Minimum Density Power Divergence Estimation for the Generalized Exponential Distribution

Statistical modeling of rainfall data is an active research area in agro-meteorology. The most common models fitted to such datasets are exponential, gamma, log-normal, and Weibull distributions. As an alternative to some of these models, the generalized exponential (GE) distribution was proposed by Gupta and Kundu (2001, Exponentiated Exponential Family: An Alternative to Gamma and Weibull Distributions, Biometrical Journal). Rainfall (specifically for short periods) datasets often include outliers, and thus, a proper robust parameter estimation procedure is necessary. Here, we use the popular minimum density power divergence estimation (MDPDE) procedure developed by Basu et al. (1998, Robust and Efficient Estimation by Minimising a Density Power Divergence, Biometrika) for estimating the GE parameters. We derive the analytical expressions for the estimating equations and asymptotic distributions.

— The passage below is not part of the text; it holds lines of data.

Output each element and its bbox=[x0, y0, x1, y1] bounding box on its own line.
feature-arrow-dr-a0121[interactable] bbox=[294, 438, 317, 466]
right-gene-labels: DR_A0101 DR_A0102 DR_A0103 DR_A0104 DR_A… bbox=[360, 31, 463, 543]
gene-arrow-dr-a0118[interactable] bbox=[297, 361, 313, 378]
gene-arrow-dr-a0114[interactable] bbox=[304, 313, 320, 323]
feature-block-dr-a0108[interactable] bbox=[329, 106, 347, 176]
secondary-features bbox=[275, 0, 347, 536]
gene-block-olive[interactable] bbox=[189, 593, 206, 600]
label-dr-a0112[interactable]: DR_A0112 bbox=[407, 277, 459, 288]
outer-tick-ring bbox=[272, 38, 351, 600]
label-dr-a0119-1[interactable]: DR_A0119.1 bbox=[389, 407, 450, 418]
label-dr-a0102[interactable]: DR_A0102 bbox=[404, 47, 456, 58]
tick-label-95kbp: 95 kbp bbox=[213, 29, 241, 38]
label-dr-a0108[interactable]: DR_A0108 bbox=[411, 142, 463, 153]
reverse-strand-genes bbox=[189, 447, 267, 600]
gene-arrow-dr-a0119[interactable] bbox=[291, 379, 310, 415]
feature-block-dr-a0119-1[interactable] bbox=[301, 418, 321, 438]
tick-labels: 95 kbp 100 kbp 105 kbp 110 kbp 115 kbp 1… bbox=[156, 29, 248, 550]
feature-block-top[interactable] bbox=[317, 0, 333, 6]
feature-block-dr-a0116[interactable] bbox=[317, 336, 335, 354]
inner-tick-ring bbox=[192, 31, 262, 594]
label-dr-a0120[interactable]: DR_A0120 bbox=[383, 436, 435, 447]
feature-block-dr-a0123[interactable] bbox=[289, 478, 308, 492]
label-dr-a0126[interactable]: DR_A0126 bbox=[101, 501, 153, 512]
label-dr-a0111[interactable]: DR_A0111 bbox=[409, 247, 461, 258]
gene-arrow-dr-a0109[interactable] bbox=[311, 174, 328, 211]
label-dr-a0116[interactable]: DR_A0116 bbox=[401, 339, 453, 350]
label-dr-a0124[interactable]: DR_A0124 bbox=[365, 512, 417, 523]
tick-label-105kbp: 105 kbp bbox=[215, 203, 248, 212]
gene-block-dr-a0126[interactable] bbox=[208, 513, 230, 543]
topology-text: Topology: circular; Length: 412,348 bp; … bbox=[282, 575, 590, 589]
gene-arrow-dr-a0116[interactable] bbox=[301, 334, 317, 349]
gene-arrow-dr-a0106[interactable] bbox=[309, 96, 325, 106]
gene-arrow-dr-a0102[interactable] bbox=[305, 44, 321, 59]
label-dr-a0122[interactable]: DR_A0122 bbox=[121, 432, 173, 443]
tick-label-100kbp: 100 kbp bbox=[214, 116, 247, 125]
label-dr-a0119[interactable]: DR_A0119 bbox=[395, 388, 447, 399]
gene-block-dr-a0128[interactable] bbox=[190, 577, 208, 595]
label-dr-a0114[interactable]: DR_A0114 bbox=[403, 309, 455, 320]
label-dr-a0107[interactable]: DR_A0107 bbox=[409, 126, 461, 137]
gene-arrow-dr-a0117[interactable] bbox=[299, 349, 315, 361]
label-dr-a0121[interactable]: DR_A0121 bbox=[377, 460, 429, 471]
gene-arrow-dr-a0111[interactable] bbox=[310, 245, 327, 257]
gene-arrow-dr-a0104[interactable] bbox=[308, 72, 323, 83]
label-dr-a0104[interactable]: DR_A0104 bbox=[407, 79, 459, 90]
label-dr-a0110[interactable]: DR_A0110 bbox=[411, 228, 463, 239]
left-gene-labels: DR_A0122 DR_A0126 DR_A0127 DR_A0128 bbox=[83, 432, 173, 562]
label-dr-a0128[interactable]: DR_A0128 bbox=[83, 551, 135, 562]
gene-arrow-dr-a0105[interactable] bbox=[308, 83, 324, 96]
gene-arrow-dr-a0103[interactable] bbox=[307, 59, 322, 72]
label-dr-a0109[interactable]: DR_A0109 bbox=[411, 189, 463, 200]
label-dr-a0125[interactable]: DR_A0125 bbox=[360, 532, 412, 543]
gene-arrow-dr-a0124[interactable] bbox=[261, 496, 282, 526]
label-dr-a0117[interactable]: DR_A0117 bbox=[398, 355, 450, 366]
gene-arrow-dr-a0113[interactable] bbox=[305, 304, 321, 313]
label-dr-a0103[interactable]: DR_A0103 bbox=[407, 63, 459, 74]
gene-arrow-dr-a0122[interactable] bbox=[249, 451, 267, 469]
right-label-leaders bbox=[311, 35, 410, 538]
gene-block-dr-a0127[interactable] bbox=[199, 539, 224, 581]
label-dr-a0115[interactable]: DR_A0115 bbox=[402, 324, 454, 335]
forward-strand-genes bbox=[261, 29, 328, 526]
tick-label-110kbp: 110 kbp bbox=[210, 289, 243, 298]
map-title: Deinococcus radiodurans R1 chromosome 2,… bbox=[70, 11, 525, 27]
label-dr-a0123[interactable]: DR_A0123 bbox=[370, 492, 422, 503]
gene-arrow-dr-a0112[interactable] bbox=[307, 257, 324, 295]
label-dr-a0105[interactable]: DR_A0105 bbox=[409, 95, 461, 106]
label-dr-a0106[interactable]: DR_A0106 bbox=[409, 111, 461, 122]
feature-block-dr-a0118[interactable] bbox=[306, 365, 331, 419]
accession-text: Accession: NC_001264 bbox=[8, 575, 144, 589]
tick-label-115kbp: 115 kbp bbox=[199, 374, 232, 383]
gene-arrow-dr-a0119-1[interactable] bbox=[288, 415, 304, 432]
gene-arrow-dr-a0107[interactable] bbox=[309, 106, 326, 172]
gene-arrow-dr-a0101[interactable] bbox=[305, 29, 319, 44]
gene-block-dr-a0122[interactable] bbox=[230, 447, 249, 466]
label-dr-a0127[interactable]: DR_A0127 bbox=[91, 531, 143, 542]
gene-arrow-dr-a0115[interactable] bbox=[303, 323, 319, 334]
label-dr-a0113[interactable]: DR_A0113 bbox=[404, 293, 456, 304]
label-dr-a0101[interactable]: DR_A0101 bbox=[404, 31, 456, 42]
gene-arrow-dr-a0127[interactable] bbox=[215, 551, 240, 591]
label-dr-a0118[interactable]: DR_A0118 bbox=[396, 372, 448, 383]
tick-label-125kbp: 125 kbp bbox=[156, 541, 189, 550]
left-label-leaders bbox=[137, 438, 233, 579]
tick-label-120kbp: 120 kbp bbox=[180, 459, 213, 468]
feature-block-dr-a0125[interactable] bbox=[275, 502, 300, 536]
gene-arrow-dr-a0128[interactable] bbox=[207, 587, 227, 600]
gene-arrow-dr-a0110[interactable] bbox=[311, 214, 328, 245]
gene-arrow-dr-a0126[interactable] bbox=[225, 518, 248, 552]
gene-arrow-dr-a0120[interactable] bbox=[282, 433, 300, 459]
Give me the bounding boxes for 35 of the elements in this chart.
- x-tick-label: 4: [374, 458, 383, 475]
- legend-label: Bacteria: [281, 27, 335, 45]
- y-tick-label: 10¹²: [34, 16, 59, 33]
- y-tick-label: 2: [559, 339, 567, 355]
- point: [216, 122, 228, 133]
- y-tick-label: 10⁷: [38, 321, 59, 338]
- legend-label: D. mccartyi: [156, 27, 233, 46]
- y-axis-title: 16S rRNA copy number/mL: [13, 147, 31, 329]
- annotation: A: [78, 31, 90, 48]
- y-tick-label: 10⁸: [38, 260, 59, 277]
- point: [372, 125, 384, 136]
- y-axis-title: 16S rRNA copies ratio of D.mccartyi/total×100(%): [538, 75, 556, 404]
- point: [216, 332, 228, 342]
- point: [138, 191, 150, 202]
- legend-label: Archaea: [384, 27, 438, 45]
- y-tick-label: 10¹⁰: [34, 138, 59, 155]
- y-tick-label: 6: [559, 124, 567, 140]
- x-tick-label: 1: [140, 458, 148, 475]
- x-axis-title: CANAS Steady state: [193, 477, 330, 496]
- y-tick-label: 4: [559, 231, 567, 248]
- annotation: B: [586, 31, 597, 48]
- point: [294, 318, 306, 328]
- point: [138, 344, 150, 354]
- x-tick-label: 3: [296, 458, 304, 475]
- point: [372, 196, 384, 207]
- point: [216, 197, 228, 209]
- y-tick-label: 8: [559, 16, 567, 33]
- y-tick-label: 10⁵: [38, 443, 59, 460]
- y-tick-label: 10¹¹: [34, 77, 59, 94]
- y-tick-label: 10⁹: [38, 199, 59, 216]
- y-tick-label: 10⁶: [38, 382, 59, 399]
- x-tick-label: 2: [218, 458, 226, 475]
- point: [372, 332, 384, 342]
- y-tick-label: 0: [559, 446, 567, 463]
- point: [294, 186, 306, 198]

We analytically compare MDPDE with maximum likelihood estimation in terms of robustness, through an influence function analysis. Besides, we study the asymptotic relative efficiency of MDPDE analytically for different parameter settings. We apply the proposed technique to some simulated datasets and two rainfall datasets from Texas, United States. The results indicate superior performance of MDPDE compared to the other existing estimation techniques in most of the scenarios.